Soviet-era sculpture at Prague’s Anděl metro station

If you’ve taken the metro to Prague’s Anděl station, you may have noticed a bronze sculpture that reads ‘Moskva-Praha’. Constructed in 1985, it was meant to symbolize friendship between Czechoslovakia and the Soviet Union. After the fall of the regime, it remained, stirring debate amongst the public. Recently, Prague City Hall decided to add a plaque explaining the contentious history of the sculpture, instead of tearing it down. To learn more about this, I spoke with Cold War historian Jan Adamec.

“The Anděl metro station was opened in November 1985, originally under the name of ‘Moskva’. The bronze sculpture with the inscription of ‘Moscow-Prague’ in the lobby of the metro station was to commemorate the alleged friendly and warm relations between the two capital cities. The propaganda at the time described it as a symbol of ‘eternal friendship’ between Czechoslovakia and the Soviet Union.

Jan Adamec | Photo: Amálie Berková,  Czech Radio

“It’s worth remembering that this was 1985. It was the anniversary of the liberation of Czechoslovakia at the end of World War II in 1945. This anniversary was traditionally commemorated in Czechoslovakia, and the narrative that prevailed at the time was that the country was liberated exclusively by the Red Army. These anniversaries were an opportunity to continuously commemorate Czechoslovak-Soviet ‘friendship’.

“This was especially important after 1968 when the initial sympathy of Czechs and Slovaks towards the Soviet Union turned into indifference, aversion, and hostility because of the Warsaw Pact Invasion that suppressed the Prague Spring in 1968.

Photo: Paul-Henri Perrain,  Radio Prague International

“It is also worth mentioning that almost every metro station at this time was decorated with sculptures or statues. It was in line with the priming of these times, when every new construction site had a special budget allocated to artistic decoration. You can also see it at other metro stations like Želivského or Karlovo náměstí. These were not necessarily works of art that were pro-regime propaganda, they also reflected themes from medieval and Czech history, although it was interpreted through the lens of the regime at the time.”

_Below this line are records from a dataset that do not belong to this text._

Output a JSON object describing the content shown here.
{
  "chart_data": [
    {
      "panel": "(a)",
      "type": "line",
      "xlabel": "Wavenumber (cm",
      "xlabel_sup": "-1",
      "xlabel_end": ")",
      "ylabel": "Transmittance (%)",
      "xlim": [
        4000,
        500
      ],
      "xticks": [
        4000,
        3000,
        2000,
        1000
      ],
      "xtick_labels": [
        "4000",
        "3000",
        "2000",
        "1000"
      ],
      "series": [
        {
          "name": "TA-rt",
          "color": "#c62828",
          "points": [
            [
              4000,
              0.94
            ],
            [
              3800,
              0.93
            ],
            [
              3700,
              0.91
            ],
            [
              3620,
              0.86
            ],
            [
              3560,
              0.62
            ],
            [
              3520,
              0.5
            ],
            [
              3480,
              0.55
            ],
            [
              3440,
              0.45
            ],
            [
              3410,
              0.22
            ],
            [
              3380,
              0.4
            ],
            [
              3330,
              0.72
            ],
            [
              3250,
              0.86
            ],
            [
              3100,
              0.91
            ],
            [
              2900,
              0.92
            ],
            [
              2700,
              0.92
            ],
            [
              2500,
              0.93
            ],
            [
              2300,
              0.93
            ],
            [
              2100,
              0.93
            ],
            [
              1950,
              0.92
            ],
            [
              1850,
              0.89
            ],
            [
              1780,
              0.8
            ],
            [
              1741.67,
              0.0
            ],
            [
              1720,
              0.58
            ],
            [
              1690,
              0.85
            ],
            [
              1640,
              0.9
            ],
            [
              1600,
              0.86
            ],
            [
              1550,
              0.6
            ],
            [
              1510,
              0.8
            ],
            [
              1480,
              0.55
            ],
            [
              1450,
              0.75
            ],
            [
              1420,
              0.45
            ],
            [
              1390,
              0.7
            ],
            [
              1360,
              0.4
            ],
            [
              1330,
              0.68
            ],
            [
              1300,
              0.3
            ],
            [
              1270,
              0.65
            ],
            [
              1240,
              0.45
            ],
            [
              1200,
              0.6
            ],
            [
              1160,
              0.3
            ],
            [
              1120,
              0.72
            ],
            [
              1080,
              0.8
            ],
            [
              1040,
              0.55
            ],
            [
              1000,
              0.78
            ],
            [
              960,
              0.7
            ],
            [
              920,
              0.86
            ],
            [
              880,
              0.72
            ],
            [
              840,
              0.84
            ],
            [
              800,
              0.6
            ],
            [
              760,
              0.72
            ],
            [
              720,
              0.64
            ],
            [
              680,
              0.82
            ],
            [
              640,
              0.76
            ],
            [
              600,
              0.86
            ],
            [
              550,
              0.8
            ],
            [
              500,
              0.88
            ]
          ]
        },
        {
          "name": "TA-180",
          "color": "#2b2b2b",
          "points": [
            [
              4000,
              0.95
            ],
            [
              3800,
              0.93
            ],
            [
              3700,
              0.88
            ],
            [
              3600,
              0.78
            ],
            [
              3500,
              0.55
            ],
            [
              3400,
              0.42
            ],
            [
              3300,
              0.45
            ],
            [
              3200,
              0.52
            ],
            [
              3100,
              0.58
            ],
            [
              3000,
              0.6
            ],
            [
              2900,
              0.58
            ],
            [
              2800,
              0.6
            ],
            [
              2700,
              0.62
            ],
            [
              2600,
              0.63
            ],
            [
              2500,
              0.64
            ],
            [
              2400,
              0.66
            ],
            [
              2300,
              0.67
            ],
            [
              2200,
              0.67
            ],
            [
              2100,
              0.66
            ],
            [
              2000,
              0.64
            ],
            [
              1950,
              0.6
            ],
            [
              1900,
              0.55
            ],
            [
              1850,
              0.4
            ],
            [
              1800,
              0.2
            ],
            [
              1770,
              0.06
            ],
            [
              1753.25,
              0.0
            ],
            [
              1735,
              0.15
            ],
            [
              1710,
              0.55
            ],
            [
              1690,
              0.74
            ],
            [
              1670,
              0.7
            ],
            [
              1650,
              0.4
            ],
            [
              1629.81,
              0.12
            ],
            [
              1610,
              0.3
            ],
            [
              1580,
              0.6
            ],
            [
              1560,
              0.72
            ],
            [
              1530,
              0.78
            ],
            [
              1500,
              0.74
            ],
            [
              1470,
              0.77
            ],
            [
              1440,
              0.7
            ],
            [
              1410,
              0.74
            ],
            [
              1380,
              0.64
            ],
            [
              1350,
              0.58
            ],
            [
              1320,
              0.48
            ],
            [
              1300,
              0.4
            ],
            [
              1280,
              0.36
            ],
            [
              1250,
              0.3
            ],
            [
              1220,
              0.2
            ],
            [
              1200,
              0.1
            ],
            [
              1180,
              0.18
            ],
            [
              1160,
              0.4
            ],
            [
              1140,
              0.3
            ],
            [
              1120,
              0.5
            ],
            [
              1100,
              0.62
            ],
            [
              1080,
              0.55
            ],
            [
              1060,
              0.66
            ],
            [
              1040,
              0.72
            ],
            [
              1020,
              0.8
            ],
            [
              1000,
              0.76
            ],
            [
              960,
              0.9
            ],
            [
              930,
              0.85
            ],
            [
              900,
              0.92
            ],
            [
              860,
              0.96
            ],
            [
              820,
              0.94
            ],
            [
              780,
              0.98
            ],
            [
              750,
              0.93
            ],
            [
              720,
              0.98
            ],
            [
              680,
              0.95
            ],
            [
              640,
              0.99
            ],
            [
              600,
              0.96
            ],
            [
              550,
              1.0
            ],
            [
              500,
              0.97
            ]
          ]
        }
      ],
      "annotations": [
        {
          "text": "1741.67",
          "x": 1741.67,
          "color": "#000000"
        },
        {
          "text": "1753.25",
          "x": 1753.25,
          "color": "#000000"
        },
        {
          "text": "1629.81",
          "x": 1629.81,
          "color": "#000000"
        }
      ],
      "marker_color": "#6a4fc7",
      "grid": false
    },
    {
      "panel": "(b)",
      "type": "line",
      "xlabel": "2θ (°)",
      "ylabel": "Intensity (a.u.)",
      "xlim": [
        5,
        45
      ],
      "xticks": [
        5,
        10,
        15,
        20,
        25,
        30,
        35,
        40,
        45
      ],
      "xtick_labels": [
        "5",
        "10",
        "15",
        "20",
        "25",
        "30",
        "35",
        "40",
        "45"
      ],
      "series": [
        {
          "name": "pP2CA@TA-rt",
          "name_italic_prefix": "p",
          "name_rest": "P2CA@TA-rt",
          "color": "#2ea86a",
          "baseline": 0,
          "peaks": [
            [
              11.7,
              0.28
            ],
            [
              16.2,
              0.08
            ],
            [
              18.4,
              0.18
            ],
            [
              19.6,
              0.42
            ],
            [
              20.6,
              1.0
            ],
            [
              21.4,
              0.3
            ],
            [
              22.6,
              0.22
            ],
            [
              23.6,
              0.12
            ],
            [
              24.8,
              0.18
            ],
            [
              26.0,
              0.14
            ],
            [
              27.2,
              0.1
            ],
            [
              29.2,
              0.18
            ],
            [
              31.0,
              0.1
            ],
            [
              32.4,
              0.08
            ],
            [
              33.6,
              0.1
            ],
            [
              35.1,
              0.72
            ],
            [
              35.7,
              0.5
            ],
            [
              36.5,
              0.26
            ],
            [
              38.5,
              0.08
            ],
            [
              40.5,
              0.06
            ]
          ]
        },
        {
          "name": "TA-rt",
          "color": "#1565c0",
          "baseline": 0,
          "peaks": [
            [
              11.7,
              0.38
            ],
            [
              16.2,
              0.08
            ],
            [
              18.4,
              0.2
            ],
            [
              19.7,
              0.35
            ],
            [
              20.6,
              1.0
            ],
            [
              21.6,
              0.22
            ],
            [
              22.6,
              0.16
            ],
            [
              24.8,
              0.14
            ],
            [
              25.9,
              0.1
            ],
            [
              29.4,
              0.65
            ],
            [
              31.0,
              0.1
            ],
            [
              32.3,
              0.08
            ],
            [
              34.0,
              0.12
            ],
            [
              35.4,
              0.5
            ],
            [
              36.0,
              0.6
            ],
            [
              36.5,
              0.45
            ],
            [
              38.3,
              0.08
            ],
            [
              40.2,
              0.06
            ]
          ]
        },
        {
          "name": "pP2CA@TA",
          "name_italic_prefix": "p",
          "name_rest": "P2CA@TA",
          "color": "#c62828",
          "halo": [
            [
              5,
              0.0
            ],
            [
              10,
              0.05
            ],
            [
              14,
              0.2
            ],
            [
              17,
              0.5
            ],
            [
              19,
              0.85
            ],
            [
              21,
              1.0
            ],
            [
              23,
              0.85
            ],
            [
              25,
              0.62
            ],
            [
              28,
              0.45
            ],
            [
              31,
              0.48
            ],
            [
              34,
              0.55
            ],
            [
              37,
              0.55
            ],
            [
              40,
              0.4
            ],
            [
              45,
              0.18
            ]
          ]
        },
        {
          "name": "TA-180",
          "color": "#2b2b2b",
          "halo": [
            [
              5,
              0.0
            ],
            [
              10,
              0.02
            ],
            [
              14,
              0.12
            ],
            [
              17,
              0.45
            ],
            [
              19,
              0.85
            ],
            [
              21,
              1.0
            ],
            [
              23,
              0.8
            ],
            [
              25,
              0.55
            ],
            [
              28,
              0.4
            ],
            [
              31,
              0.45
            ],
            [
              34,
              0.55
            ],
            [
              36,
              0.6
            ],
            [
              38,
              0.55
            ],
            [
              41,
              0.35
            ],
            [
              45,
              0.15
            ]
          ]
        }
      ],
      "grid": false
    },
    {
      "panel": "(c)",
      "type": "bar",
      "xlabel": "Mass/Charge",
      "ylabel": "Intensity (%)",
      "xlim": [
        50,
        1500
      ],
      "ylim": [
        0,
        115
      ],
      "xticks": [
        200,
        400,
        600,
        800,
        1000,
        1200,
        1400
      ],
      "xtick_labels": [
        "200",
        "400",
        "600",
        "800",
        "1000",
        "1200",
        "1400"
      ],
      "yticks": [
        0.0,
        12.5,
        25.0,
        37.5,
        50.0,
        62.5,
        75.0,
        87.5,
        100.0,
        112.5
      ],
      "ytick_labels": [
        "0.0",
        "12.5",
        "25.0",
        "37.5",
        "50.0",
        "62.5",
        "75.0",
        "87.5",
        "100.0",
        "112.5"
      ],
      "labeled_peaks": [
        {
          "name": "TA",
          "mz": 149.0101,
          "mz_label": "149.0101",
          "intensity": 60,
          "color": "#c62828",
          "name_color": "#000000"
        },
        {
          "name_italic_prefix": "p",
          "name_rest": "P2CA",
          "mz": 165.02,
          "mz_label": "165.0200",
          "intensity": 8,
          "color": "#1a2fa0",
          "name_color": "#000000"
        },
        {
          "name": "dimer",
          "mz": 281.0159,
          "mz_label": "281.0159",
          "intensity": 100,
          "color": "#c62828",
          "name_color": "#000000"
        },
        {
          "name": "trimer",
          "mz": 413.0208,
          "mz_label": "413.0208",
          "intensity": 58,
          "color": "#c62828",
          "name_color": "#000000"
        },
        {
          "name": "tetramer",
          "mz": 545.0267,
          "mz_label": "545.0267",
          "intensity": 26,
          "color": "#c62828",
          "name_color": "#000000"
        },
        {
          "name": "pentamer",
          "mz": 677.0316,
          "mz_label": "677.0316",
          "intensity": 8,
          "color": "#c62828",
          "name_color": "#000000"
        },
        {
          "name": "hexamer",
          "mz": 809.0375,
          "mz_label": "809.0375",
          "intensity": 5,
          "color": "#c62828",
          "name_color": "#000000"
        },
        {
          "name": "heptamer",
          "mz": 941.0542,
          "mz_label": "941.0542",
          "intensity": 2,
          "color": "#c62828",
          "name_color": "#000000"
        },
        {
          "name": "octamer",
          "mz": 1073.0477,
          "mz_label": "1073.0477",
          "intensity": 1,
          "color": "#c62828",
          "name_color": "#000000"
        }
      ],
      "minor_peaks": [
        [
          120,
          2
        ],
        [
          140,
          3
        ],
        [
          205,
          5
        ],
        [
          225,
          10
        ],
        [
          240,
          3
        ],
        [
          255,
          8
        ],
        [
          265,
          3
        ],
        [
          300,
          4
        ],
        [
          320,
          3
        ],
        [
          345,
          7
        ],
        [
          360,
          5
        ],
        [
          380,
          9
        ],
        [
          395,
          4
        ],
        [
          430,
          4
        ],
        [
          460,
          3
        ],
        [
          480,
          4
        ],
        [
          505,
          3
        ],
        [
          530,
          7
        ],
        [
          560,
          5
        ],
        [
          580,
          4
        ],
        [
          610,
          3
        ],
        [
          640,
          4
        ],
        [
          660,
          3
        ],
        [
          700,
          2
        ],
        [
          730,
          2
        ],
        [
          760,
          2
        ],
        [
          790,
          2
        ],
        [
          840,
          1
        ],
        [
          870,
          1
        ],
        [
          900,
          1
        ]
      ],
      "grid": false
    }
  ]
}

I want to fast forward to what’s going on in Prague right now. There was a bit of debate over whether or not to tear down the sculpture at Anděl metro station. Instead of tearing it down, it’s been decided that there will be a plaque with an explanation of the history behind the sculpture. Is this typical in Czechia?

“It is not so typical. After the fall of the communist regime in 1989, we have witnessed several waves of dealing with these statues. There are basically four ways to deal with these artefacts. You can leave them as they are, or you can remove them. The third option would be to place them in a museum, where the statues lose their political or ideological charge, and only their historical dimension remains. Or you can provide statues with explanatory signs and add historical context while preserving them at their historical site. The fourth option is likely the case of the sculpture at the Anděl metro station.”

Photo: Paul-Henri Perrain,  Radio Prague International

What do you think about the choice to keep the sculpture with an explanatory plaque? Is it perhaps a new way to remember history? Or is it a rather controversial choice?

“I think in this case it’s a Streisand effect, because once it was pointed out, people started to notice it was there. These statues in metro stations are often missed because people are in a hurry when they’re travelling, they don’t even notice that they’re there. But now that it’s been put into this heated debate about the role of Russia, and because of the context with Russia’s current aggression in Ukraine, it’s put into this contemporary context interweaving the Soviet Union, and the Second World War.

Photo: Paul-Henri Perrain,  Radio Prague International

“I think the decision to put an explanatory sign is a compromise between tearing it down and doing nothing and leaving it be. Politicians and local officials probably feel that they are obliged to do something instead of just leaving it alone. We are not living in normal times when it comes to relations with Russia, so immediately this is put into context with Russia’s war in Ukraine.

“I think it’s a compromise in this sense, but it will also depend on what goes on the plaque, what details and information. But I think in a couple days or months, no one is going to remember that this Moscow-Prague sculpture is there, or think about the fact that it is so ideologically charged and connected to the communist regime.”